Au-delà des chiffres, Sultan Almusallam affirme que la mission de la Fédération est d’accompagner davantage les entreprises françaises. En marge de Vision Golfe, la délégation saoudienne a rencontré le MEDEF, les chambres de commerce ainsi que plusieurs représentants du secteur privé français afin d’identifier les obstacles au commerce et à l’investissement.

« Nous sommes ici pour écouter. Aucun environnement d’investissement n’est parfait. Nous voulons comprendre les barrières auxquelles les entreprises françaises sont confrontées et trouver des solutions », explique-t-il.
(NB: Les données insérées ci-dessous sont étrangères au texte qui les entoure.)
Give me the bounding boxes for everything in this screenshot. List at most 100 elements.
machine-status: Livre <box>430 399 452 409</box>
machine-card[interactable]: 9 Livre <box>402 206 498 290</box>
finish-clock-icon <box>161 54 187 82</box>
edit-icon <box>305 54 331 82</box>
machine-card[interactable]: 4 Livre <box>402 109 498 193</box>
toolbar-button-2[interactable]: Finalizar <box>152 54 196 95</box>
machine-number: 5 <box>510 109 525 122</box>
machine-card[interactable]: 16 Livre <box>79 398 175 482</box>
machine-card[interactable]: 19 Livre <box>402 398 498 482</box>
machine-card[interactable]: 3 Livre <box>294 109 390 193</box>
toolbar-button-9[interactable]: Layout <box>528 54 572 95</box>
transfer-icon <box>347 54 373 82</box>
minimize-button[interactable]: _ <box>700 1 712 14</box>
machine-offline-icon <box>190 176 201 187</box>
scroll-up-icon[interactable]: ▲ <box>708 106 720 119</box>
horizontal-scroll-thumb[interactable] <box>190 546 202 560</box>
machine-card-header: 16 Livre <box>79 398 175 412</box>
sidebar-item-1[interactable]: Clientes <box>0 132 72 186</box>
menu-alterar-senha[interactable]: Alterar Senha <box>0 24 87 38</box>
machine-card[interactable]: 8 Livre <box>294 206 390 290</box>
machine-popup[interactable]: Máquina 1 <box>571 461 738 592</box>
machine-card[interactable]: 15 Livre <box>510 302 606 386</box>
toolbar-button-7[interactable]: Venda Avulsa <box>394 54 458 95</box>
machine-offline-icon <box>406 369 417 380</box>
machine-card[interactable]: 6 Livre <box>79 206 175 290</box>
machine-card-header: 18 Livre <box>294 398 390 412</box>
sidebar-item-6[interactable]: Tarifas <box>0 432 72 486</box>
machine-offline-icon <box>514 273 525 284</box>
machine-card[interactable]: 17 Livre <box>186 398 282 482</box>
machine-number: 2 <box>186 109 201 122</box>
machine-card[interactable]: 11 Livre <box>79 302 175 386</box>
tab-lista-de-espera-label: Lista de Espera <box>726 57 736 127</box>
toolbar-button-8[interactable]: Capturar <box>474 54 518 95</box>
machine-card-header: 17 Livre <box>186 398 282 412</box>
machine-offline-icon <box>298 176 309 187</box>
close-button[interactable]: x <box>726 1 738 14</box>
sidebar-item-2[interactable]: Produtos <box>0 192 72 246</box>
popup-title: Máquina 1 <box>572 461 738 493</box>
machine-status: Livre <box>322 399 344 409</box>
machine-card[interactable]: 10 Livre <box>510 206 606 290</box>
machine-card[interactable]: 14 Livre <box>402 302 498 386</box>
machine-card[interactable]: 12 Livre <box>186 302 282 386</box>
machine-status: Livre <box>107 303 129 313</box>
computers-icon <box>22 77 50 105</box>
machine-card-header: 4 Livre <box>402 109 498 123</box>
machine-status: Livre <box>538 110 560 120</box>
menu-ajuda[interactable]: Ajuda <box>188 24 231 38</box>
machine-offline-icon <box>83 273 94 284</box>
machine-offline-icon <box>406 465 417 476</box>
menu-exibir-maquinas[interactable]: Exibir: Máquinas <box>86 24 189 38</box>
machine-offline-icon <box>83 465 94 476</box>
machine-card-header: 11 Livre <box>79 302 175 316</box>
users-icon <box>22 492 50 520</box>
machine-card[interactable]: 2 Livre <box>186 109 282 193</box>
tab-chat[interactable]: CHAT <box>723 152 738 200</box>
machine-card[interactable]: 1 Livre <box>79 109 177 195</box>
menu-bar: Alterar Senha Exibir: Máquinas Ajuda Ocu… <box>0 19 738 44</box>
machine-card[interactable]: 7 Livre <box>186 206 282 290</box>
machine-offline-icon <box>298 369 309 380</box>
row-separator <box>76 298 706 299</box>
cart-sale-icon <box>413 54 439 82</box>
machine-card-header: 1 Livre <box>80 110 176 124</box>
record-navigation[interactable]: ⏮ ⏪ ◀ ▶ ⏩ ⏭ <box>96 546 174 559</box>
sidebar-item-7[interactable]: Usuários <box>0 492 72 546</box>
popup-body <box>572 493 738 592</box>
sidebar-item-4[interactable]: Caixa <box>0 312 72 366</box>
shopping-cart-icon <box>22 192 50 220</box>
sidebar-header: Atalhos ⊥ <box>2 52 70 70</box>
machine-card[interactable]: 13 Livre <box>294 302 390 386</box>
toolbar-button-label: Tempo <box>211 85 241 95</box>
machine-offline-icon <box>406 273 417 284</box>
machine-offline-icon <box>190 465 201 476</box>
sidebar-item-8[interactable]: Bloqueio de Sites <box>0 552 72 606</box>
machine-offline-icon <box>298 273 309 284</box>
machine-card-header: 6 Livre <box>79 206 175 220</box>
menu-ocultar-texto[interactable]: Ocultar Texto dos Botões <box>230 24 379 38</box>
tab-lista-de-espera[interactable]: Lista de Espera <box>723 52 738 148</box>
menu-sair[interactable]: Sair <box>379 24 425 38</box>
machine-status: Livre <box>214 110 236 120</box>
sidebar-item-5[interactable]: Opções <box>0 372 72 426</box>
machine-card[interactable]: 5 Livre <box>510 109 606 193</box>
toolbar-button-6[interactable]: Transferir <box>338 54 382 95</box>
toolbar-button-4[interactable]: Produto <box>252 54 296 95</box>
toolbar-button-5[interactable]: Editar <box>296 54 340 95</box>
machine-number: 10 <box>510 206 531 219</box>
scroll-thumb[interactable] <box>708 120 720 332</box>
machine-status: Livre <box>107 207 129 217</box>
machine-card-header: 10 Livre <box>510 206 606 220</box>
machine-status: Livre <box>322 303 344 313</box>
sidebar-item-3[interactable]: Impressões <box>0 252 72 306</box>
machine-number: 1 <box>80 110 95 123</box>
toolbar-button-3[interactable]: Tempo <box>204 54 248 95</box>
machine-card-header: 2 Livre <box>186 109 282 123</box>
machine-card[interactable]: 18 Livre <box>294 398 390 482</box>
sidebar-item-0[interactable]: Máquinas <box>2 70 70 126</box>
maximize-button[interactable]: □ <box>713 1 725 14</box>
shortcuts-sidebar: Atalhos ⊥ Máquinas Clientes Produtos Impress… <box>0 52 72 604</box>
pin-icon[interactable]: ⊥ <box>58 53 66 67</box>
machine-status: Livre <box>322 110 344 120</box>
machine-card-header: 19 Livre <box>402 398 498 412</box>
Cette ambition s’inscrit dans la stratégie 2026-2030 récemment lancée par la Fédération des chambres saoudiennes, en cohérence avec la troisième phase de Vision 2030. « Le secteur privé doit conduire cette nouvelle étape de la transformation économique », souligne Sultan Almusallam.

Aujourd’hui, celui-ci représente 52 % du PIB saoudien, une part qui devrait atteindre 65 % d’ici 2030. « Nous sommes sur la bonne voie. La question est désormais de savoir comment accélérer le rythme », conclut-il.